Recipe: verify and replay
Reproducibility is the product's moat. Anyone with a signed envelope and access to compatible hardware should be able to (a) verify the envelope's signature and content hash and (b) re-run the benchmark to produce a new envelope they can diff against the original.
1. Fetch
Grab the envelope you want to scrutinise. Hugging Face Hub, an HTTPS mirror, or a local file all work:
bench fetch hf://datasets/Yobitel/llama-3.1-8b__chatbot-short__abcdef123456
The fetched payload is validated against the Envelope schema before the command declares success. The local cache lives at ~/.cache/inferencebench/fetched/.
2. Verify
bench verify ~/.cache/inferencebench/fetched/3f9c1a2b8e7d.json
bench verify recomputes the content hash from the envelope minus the signature block, then validates the signature. Sigstore keyless and dev ed25519 keys are both supported. Any mismatch is a hard failure:
FAIL ~/.cache/inferencebench/fetched/3f9c1a2b8e7d.json
method: cosign-dev
reason: content hash mismatch (stored=60be8efd6d21..., recomputed=9c2f0a14...)

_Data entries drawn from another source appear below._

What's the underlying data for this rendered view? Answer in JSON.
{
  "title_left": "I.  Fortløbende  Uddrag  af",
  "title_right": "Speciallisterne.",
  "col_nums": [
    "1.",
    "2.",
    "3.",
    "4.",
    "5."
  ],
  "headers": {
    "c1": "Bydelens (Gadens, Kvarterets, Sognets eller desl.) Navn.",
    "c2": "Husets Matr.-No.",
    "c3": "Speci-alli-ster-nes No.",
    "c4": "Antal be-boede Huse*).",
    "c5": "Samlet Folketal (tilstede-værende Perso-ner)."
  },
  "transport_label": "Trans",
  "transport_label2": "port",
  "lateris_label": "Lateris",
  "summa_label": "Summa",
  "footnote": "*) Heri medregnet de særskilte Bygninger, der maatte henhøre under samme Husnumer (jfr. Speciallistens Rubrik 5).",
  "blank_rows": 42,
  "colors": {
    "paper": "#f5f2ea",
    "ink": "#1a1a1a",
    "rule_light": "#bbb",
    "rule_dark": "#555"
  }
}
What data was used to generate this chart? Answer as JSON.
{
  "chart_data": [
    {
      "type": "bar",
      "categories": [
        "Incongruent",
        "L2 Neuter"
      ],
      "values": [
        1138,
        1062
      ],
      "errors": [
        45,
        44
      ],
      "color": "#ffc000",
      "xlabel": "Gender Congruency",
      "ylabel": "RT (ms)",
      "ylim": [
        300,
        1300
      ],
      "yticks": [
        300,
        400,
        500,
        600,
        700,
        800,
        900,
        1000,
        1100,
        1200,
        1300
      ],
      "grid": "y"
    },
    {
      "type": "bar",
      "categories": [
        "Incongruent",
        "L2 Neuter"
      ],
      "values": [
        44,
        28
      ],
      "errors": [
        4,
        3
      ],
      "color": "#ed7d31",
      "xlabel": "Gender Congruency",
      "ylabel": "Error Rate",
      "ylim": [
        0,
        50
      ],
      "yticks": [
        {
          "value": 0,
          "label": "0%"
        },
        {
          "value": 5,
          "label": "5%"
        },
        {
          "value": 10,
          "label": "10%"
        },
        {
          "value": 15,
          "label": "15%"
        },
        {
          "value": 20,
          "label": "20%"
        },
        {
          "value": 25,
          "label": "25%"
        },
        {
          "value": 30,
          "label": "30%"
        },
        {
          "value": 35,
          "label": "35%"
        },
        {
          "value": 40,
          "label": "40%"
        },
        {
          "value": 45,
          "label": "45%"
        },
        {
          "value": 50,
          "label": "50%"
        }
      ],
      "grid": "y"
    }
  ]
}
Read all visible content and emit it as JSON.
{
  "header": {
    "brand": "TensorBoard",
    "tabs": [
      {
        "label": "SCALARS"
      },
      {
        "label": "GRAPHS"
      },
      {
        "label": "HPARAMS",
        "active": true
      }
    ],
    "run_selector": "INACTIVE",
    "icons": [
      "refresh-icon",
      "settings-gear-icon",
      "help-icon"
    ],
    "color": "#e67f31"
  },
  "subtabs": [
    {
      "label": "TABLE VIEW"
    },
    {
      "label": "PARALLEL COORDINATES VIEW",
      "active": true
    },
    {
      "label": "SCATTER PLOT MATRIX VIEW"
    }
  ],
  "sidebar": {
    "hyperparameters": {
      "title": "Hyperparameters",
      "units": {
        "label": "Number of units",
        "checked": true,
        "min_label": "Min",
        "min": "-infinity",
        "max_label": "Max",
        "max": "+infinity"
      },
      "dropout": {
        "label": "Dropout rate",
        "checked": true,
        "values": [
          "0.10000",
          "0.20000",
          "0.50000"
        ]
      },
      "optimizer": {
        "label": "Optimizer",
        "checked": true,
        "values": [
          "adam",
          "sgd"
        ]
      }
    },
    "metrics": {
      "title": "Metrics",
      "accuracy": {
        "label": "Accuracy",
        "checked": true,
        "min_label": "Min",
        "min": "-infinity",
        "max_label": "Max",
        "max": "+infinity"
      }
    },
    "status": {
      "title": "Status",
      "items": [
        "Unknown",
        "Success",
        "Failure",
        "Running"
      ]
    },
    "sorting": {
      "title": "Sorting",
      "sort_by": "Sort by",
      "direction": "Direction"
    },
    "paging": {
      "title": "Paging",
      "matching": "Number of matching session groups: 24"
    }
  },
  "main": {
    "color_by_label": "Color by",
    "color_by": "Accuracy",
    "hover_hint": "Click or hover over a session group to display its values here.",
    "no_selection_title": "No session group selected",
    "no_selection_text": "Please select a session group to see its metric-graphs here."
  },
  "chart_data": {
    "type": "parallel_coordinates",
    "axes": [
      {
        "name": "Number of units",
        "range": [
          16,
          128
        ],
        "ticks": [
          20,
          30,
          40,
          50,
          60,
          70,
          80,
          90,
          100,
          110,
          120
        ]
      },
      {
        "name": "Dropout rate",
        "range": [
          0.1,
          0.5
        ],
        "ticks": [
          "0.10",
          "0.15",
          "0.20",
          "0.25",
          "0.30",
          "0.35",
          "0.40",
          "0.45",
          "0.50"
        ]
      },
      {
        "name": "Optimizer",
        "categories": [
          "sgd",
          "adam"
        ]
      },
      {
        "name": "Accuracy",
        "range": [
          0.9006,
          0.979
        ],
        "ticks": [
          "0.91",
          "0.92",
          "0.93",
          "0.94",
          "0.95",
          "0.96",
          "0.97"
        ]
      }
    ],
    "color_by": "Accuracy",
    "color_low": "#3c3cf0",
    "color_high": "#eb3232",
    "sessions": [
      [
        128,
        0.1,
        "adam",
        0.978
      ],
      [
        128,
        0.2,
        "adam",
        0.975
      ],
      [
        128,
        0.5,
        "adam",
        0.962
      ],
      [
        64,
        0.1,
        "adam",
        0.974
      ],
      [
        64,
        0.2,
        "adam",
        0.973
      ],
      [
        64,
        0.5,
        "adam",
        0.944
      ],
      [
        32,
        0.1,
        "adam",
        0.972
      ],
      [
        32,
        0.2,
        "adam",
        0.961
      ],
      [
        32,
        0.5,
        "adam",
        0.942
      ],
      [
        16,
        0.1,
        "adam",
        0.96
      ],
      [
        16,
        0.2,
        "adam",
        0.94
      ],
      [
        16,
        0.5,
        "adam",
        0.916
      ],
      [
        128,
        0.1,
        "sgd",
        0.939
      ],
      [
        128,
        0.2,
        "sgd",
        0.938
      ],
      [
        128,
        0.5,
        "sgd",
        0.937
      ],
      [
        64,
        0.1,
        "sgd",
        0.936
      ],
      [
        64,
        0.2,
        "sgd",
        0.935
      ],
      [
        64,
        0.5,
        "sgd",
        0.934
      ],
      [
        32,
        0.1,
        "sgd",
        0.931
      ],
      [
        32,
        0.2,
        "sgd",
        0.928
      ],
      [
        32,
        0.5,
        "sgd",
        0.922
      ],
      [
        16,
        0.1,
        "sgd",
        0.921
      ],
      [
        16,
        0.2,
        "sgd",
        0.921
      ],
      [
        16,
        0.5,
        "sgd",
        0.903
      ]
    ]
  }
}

There are no warnings — verification either passes or it doesn't.
3. Replay
The envelope records every input needed to re-run the benchmark (suite id, model, engine, dataset, seed, quantization, SLO template). What it deliberately omits is the live engine endpoint, because that's host-specific. Point bench replay at your own engine:
bench replay ~/.cache/inferencebench/fetched/3f9c1a2b8e7d.json \
--base-url http://localhost:8000/v1 \
--output ./replay-results
The command verifies the source envelope first (refuses to replay an unverified envelope unless you pass --no-verify), spins up the same plugin configuration, and produces a new signed envelope. The replay summary table shows source vs. replay side by side for the identity fields and headline metrics.
4. Diff the replay
bench diff \
~/.cache/inferencebench/fetched/3f9c1a2b8e7d.json \
./replay-results/<hash>.json
If the replay landed on substantially different numbers, the diff table will surface it. Acceptable cross-host variation is a few-percent band; anything larger usually points at a hardware difference, an engine version mismatch, or a dataset hash drift — all of which the envelope captures and the diff context-match block will warn about.
Why this matters
Most "benchmarks" in the wild are screenshots. A signed envelope is a verifiable contract:
- The hardware fingerprint says exactly what silicon ran the test.
- The software provenance pins the engine version, CUDA toolkit, driver, kernel.
- The dataset hash makes "the harness used a different ShareGPT subset" detectable, not invisible.
- The Sigstore signature makes tampering with any of the above detectable.
Anyone who can run bench verify + bench replay + bench diff can independently check whether a published number holds up on their hardware.